VII.

Nothing seems so characteristic of this city, after its architectural shapelessness, as the eating and drinking constantly going on in the restaurants and hotels, of every quality, and the innumerable saloons. There may not be really more of these in New York, in proportion to the population, than in other great cities, but apparently there are more; for in this, as in all her other characteristics, New York is very open; her virtues and her vices, her luxury and her misery, are in plain sight; and a famishing man must suffer peculiarly here from the spectacle of people everywhere at sumptuous tables. Many of the finest hotels, if not most of them, have their dining-rooms on the level of the street, and the windows, whether curtained or uncurtained, reveal the continual riot within. I confess that the effect upon some hungry passer is always present to my imagination; but the New-Yorkers are so used to the perpetual encounter of famine and of surfeit that they do not seem to mind it.

There is scarcely a block on any of the poorer avenues which has not its liquor store, and generally there are two; wherever a street crosses them there is a saloon on at least one of the corners; sometimes on two, sometimes on three, sometimes even on all four. I had the curiosity to count the saloons on Sixth Avenue, between the Park, and the point down town where the avenue properly ends. In a stretch of some two miles I counted ninety of them, besides the eating houses where you can buy drink with your meat; and this avenue is probably far less infested with the traffic than some others.
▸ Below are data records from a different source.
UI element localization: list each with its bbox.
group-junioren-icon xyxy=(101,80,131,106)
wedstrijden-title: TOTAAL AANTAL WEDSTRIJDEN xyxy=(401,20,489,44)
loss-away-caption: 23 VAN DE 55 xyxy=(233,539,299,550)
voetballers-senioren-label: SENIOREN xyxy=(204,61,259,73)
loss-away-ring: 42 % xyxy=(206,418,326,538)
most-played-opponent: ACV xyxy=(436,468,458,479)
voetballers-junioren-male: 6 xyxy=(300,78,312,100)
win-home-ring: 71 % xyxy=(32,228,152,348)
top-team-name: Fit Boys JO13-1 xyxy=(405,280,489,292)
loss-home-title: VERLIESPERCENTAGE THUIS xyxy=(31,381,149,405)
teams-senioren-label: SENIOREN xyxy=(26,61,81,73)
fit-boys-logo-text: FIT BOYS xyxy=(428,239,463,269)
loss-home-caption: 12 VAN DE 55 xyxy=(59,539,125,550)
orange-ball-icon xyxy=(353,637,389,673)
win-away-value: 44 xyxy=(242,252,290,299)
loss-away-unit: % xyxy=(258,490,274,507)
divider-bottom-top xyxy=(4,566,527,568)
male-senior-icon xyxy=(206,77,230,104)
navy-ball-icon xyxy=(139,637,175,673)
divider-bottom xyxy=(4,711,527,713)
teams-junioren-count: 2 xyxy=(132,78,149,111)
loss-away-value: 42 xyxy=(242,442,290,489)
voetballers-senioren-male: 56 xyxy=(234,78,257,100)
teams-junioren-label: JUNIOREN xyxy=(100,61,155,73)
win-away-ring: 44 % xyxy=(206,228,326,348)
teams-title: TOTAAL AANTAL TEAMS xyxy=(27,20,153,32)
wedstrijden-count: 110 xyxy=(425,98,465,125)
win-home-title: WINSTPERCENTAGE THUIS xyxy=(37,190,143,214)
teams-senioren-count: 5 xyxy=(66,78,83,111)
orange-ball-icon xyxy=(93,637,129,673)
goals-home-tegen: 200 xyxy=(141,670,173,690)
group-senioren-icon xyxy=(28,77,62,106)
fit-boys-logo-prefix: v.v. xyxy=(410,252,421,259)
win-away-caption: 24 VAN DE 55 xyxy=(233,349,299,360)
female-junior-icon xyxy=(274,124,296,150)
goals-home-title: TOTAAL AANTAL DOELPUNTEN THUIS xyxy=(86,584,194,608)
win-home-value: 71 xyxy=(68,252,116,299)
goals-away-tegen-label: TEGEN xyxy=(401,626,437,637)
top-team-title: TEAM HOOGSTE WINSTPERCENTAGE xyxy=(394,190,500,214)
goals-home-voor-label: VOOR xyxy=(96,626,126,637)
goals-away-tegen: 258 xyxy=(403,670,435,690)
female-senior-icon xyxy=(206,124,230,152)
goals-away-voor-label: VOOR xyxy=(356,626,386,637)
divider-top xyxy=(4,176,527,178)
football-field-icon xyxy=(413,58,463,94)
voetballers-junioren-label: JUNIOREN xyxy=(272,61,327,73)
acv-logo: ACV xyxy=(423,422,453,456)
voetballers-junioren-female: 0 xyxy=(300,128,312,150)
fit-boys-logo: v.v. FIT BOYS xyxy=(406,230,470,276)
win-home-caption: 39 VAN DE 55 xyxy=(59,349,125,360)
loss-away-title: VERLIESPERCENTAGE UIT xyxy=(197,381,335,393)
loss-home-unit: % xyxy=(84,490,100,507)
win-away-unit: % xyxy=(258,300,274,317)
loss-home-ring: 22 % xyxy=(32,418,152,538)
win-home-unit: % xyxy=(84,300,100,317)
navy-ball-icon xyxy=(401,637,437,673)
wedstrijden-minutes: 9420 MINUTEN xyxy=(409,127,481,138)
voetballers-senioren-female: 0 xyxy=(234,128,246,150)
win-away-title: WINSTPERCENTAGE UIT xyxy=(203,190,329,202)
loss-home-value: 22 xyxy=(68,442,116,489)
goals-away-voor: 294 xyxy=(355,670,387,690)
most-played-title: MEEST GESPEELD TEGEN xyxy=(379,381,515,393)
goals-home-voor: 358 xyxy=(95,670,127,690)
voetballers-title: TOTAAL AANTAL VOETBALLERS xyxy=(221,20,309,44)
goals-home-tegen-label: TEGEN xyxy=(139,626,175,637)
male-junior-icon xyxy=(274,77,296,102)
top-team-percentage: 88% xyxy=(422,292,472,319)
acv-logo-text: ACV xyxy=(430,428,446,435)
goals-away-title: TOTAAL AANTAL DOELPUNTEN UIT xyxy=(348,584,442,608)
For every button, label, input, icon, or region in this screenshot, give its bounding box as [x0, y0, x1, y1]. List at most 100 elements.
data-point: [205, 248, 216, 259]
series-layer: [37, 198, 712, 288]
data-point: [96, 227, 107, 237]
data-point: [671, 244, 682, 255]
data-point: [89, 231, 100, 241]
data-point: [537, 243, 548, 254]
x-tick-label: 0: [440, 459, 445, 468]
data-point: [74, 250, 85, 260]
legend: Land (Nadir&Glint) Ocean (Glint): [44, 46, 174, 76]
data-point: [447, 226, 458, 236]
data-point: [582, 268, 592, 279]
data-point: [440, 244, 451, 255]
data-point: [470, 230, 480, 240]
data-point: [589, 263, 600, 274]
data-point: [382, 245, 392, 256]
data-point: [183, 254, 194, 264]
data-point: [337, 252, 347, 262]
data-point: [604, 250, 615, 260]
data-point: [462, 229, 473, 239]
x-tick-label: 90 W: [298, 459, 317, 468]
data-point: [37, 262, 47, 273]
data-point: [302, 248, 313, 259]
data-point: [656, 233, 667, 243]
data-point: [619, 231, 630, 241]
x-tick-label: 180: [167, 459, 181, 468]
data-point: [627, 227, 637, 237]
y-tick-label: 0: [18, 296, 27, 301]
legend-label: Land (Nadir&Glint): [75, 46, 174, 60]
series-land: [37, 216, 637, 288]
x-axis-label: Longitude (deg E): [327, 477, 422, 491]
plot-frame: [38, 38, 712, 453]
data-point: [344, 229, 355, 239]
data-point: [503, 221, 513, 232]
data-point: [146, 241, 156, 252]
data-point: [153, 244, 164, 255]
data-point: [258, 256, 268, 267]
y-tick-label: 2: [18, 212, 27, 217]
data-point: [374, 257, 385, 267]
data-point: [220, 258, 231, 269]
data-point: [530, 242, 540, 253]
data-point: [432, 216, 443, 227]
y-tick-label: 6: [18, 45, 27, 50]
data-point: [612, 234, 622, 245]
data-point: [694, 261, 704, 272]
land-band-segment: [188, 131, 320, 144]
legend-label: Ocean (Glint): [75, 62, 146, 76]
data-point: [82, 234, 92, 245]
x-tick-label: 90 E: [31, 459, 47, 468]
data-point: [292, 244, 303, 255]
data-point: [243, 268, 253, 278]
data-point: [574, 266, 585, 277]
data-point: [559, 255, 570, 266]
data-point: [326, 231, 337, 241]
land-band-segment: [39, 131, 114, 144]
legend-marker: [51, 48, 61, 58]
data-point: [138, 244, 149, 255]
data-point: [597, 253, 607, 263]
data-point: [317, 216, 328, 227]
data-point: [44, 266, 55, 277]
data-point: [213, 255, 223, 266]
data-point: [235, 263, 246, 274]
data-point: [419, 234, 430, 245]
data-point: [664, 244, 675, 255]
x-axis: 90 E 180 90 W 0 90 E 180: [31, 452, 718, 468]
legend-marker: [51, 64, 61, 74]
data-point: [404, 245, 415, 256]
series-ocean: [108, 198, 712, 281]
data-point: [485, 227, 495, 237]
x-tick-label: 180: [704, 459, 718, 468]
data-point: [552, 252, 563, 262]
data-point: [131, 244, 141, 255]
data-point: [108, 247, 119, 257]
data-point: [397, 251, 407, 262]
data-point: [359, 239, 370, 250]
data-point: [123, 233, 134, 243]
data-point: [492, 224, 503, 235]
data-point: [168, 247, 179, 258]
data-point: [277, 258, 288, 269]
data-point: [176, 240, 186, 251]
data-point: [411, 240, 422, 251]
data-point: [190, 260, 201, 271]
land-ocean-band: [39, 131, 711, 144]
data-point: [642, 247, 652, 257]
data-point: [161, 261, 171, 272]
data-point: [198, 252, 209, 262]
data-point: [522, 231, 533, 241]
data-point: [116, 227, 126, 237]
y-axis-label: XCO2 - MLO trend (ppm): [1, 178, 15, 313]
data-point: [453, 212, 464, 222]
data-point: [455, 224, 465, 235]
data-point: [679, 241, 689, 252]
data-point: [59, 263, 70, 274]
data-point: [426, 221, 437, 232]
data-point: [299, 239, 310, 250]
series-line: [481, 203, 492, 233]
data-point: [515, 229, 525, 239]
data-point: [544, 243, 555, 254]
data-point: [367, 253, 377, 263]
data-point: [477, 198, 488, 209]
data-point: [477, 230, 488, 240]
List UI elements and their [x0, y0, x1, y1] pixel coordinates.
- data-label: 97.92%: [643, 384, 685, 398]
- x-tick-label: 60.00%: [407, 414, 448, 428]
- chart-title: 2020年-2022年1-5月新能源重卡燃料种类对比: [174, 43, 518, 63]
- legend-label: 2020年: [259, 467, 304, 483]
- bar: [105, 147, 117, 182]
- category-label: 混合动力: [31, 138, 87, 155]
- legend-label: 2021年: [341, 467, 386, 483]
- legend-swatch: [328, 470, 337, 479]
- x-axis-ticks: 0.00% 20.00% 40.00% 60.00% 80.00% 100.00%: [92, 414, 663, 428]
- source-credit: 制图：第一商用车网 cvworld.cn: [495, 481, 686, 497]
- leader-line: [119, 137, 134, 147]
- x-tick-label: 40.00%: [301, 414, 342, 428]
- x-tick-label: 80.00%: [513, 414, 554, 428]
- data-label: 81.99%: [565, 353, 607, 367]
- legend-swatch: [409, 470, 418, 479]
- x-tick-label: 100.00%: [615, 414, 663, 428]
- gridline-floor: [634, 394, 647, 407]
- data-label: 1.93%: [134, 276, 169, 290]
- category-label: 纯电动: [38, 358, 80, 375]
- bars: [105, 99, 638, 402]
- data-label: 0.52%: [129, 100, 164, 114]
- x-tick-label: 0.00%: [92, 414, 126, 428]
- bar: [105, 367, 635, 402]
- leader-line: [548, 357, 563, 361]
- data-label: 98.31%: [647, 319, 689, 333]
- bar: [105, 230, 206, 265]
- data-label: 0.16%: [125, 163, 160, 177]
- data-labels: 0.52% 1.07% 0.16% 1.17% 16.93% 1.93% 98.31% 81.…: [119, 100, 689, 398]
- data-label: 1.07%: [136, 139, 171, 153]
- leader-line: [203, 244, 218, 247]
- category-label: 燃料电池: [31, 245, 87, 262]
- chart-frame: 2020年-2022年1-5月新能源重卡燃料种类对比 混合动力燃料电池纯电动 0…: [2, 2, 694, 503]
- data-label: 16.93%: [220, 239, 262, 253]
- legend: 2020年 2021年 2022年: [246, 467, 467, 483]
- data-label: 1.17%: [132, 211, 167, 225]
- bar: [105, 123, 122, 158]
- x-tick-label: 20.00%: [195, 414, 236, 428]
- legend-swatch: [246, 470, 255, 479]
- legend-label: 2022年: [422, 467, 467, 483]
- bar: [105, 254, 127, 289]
You may therefore safely suppose that out of the hundred miles of shops, there are ten, or fifteen, or twenty miles of saloons. They have the best places on the avenues, and on the whole they make the handsomest show. They all have a cheerful and inviting look, and if you step within, you find them cosy, quiet, and, for New York, clean. There are commonly tables set about in them, where their frequenters can take their beer or whiskey at their ease, and eat the free lunch which is often given in them; in a rear room you see a billiard-table. In fact, they form the poor man’s club-houses, and if he might resort to them with his family, and be in the control of the State as to the amount he should spend and drink there, I could not think them without their rightful place in an economy which saps the vital forces of the laborer with over-work, or keeps him in a fever of hope or a fever of despair as to the chances of getting or not getting work when he has lost it. If you suggested this to the average American, however, he would be horror-struck. He would tell you that what you proposed was little better than anarchy; that in a free country you must always leave private persons free to debauch men’s souls and bodies with drink, and make money out of their ruin; that anything else was contrary to human nature, and an invasion of the sacred rights of the individual. Here in New York, this valuable principle is so scrupulously respected that the saloon controls the municipality, and the New-Yorkers think this is much better than for the municipality to control the saloon. It is from the saloon that their political bosses rise to power; it is in the saloon that all the election frauds are planned and fostered; and it would be infinitely comic, if it were not so pathetic, to read the solemn homilies on these abuses in the journals which hold by the good old American doctrine of private trade in drink as one of the bulwarks of the constitution.